O’Reilly sees the current moment as foundational. “To me, it’s like the emergence of immunotherapy for melanoma,” said O’Reilly, a principal investigator on RASolute 302 and RASolute 304, which is investigating adjuvant daraxonrasib following curative surgery. “It’s the start of something big in this disease.”
Resistance will emerge. Revolution Medicines has published preliminary data showing KRAS amplification as the dominant resistance mechanism to daraxonrasib in 35% of evaluable patients.

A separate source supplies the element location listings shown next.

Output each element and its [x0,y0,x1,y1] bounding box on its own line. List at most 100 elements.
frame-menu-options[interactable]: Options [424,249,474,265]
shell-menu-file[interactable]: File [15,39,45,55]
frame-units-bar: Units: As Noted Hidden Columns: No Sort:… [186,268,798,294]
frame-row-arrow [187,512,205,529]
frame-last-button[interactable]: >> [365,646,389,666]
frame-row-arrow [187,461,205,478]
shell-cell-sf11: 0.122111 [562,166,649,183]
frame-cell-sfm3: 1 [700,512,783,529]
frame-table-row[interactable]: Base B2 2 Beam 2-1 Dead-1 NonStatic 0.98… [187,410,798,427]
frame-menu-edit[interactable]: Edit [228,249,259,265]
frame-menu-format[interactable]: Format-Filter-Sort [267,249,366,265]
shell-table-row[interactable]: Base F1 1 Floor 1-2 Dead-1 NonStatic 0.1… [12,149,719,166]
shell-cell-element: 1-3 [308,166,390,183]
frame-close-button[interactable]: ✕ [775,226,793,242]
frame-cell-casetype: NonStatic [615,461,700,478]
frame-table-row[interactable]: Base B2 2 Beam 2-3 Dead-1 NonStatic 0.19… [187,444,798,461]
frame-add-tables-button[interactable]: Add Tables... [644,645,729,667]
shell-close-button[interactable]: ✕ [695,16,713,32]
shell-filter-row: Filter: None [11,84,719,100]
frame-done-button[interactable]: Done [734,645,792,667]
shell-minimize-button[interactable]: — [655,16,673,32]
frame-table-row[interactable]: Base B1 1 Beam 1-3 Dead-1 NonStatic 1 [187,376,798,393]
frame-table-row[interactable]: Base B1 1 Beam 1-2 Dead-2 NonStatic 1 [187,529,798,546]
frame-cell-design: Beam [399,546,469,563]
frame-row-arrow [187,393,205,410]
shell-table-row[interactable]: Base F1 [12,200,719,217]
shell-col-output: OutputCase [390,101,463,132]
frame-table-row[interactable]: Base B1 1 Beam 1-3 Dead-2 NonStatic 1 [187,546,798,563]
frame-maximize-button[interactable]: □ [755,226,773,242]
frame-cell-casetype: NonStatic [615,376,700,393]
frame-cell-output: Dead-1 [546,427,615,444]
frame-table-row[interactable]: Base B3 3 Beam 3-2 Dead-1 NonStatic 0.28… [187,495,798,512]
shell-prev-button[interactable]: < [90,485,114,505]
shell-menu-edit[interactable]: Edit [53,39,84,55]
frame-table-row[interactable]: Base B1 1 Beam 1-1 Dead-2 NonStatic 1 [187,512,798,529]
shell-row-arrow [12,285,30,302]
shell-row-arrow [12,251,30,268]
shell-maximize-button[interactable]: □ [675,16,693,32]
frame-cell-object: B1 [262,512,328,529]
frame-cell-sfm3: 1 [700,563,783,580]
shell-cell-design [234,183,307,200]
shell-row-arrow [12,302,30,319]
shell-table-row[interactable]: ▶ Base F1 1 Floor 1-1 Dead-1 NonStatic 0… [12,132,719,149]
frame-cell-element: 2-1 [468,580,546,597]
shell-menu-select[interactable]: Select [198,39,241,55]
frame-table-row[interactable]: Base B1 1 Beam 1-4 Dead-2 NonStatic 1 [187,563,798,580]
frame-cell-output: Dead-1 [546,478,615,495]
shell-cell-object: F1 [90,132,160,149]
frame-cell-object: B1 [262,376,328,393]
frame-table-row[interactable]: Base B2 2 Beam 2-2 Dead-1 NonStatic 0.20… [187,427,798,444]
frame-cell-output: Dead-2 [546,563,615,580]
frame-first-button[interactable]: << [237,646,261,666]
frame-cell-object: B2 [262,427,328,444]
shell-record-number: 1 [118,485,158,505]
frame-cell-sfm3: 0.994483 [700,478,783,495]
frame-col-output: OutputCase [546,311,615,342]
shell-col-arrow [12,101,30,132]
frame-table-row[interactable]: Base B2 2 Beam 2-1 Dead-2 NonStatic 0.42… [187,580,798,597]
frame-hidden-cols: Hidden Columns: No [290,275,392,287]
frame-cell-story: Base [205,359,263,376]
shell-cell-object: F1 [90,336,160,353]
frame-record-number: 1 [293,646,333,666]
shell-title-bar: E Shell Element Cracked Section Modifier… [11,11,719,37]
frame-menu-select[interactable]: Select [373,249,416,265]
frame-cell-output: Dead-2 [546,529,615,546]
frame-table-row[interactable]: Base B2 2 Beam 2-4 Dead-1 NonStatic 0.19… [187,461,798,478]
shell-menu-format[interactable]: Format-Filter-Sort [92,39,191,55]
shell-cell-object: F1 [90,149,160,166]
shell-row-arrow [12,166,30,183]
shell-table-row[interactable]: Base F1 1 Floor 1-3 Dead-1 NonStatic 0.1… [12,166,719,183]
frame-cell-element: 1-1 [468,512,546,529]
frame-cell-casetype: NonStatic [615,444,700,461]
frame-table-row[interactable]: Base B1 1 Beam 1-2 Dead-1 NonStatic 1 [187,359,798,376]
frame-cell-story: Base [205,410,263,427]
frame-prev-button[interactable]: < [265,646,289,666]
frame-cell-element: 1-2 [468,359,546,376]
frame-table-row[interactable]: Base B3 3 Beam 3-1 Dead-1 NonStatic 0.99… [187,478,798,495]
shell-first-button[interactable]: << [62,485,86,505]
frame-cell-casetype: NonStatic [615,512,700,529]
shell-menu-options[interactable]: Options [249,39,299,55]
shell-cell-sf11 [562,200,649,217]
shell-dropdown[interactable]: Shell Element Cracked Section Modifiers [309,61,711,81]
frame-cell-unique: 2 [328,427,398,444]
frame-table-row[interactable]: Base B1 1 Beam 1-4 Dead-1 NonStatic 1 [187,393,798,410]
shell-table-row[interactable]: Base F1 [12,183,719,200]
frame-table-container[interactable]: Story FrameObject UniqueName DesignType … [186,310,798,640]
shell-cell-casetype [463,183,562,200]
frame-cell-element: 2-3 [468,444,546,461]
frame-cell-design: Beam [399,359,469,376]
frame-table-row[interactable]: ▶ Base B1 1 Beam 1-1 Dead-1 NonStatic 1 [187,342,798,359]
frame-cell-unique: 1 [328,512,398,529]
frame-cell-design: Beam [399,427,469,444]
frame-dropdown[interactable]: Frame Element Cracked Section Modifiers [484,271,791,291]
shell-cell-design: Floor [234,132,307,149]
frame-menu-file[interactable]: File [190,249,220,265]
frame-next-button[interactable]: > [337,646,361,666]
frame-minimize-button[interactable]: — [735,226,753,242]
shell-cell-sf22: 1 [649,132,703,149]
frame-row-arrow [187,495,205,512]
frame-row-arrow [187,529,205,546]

Setidegrasib’s resistance profile remains largely uncharacterized given its earlier development stage.
For Raghav, the picture is the start of a familiar arc rather than the end of a story. “By no stretch of imagination do I think any of these inhibitors by themselves will be a home run,” he said. “It’s the first step.”
But for the first time in three decades, the question oncologists treating pancreatic cancer face is not whether progress is possible, but how much more progress can be made.
“The mutation that was once the classically undruggable mutation is now druggable,” Lewis said. “We have now completely dispelled the notion that this is a fruitless avenue of research and practice.”
For Wolpin, who has spent more than a decade chasing this target, the moment registers personally. “I think we’re absolutely at an inflection point,” Wolpin said. Ultimately, these drugs are “going to dramatically change how we treat the cancer for our patients.”
Wolpin reported receiving research funding from and having consulting relationships with Revolution Medicines and other companies. Park reported receiving research funding from and having consulting relationships with Astellas Pharma and other companies. O’Reilly reported receiving research funding from and having consulting relationships with Revolution Medicines, Astellas Pharma, and other companies. Lewis and Raghav reported having no relevant disclosures related to the products discussed. Raghav has presented data on elironrasib, a separate KRAS G12C agent. Astellas Pharma funded the setidegrasib phase 1 trial. Revolution Medicines funded the daraxonrasib trials.